What is home? Where is it? Those are the questions I have had to face for myself lately. I have spent more than a third of my life away from the house in which I was born, away from the people that conceived and raised me (God bless them). If that is what home is …. and I have thought so for a long time, then that part of my life spent away from it has been …. a huge loss.
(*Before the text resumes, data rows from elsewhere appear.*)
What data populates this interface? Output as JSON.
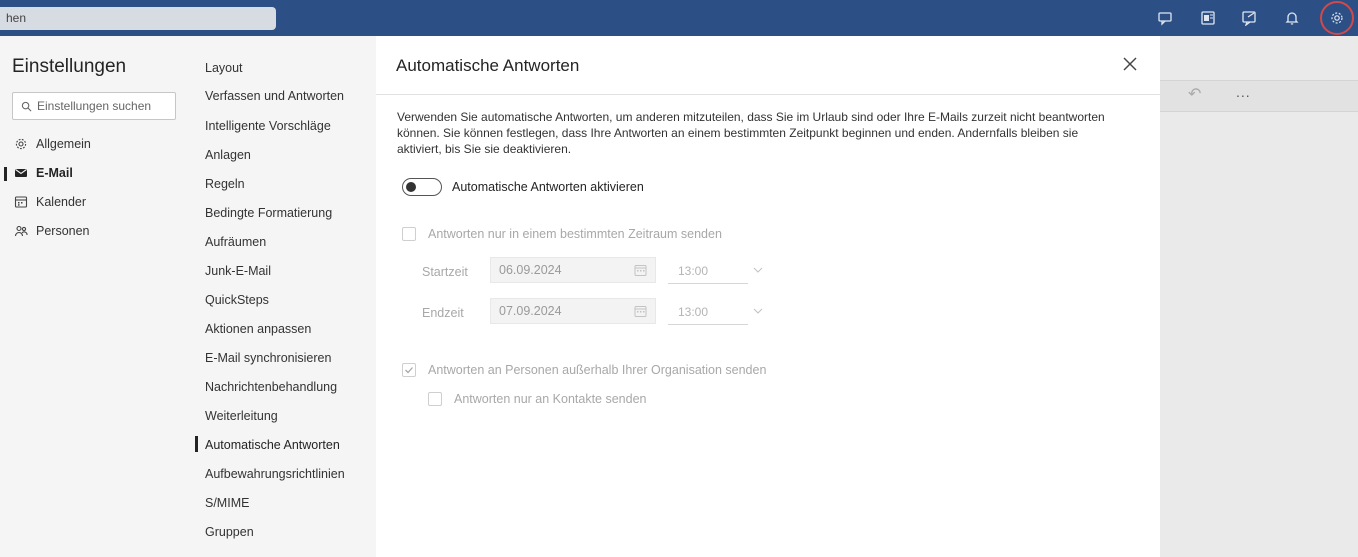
{
  "topbar": {
    "search_text": "hen",
    "icons": [
      "chat-icon",
      "outlook-icon",
      "feedback-icon",
      "bell-icon",
      "gear-icon"
    ]
  },
  "settings": {
    "title": "Einstellungen",
    "search_placeholder": "Einstellungen suchen",
    "categories": [
      {
        "label": "Allgemein",
        "icon": "gear-icon"
      },
      {
        "label": "E-Mail",
        "icon": "mail-icon",
        "active": true
      },
      {
        "label": "Kalender",
        "icon": "calendar-icon"
      },
      {
        "label": "Personen",
        "icon": "people-icon"
      }
    ],
    "subcategories": [
      "Layout",
      "Verfassen und Antworten",
      "Intelligente Vorschläge",
      "Anlagen",
      "Regeln",
      "Bedingte Formatierung",
      "Aufräumen",
      "Junk-E-Mail",
      "QuickSteps",
      "Aktionen anpassen",
      "E-Mail synchronisieren",
      "Nachrichtenbehandlung",
      "Weiterleitung",
      "Automatische Antworten",
      "Aufbewahrungsrichtlinien",
      "S/MIME",
      "Gruppen"
    ],
    "active_subcategory": "Automatische Antworten"
  },
  "panel": {
    "title": "Automatische Antworten",
    "description": "Verwenden Sie automatische Antworten, um anderen mitzuteilen, dass Sie im Urlaub sind oder Ihre E-Mails zurzeit nicht beantworten können. Sie können festlegen, dass Ihre Antworten an einem bestimmten Zeitpunkt beginnen und enden. Andernfalls bleiben sie aktiviert, bis Sie sie deaktivieren.",
    "toggle_label": "Automatische Antworten aktivieren",
    "toggle_on": false,
    "timeframe_label": "Antworten nur in einem bestimmten Zeitraum senden",
    "start_label": "Startzeit",
    "start_date": "06.09.2024",
    "start_time": "13:00",
    "end_label": "Endzeit",
    "end_date": "07.09.2024",
    "end_time": "13:00",
    "outside_label": "Antworten an Personen außerhalb Ihrer Organisation senden",
    "outside_checked": true,
    "contacts_label": "Antworten nur an Kontakte senden",
    "contacts_checked": false
  },
  "background_toolbar": {
    "more_label": "..."
  }
}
I once read somewhere that “a home is any house with love in it” and I have experienced it to be true. For I  twice (completely different countries) lived with other woman who neither fed nor clothed me but I knew as well as my own breath that they loved me like any one of their own children. Different women have tended me when I was ill, fed me, chastised me and at those moments, I have felt the same thing I have felt at home in the arms of my mother: the embrace that felt like it could protect me from a bullet, the hug that heals my heart-ache, the eyes that see into my soul and the look of gratitude and pride that says “My son, I am proud of you” without using a single word.  But then because I have had to move often, it(that physical proximity) hasn’t lasted.
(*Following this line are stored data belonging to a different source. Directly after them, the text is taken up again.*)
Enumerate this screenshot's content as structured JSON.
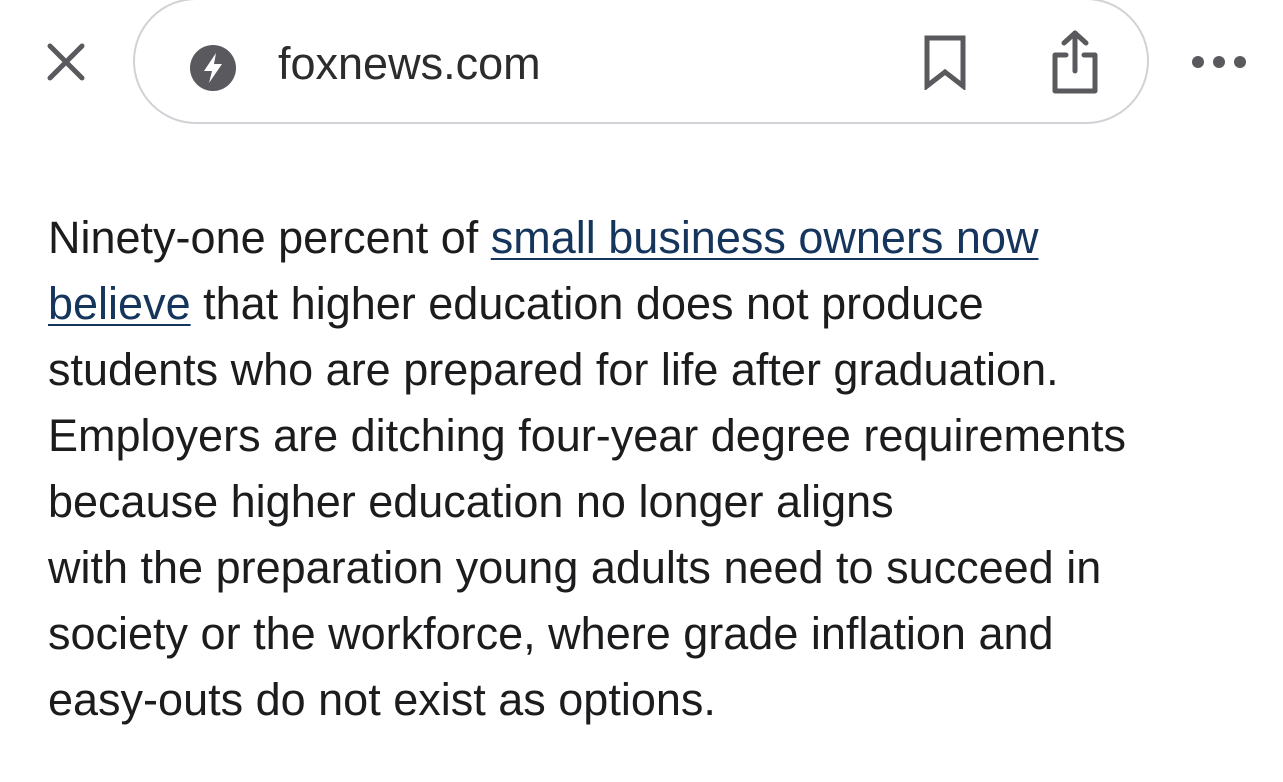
{
  "toolbar": {
    "close_icon": "close-icon",
    "url": "foxnews.com",
    "amp_icon": "lightning-bolt-icon",
    "bookmark_icon": "bookmark-icon",
    "share_icon": "share-icon",
    "more_icon": "more-dots-icon"
  },
  "article": {
    "lines": [
      "Ninety-one percent of ",
      " that higher education does not produce",
      "students who are prepared for life after graduation.",
      "Employers are ditching four-year degree requirements",
      "because higher education no longer aligns",
      "with the preparation young adults need to succeed in",
      "society or the workforce, where grade inflation and",
      "easy-outs do not exist as options."
    ],
    "link_part1": "small business owners now",
    "link_part2": "believe"
  },
  "colors": {
    "text": "#1c1c1e",
    "link": "#15355d",
    "border": "#d1d1d6",
    "icon": "#5a5a5e"
  }
}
Now, I have come to realize, that if you can’t carry your home in your heart, you will always be lonely. It is those thoughts of love, of care, the fond memories, the scars of shared care, of sacrifice that make home. And so I woke up this morning, so far away from my mother she couldn’t hear me if I screamed (a scary thought), four hours difference between us, i felt lonely, but reached into my heart and summoned home. … all of them, all of the ‘homes’ across different physical places I have lived, I carry them within me and I am grateful to God for this revelation. Now, I can go about my business anywhere I am, knowing that even though I am a lone, I am not lonely, for my home is in my heart and Allah watches over me.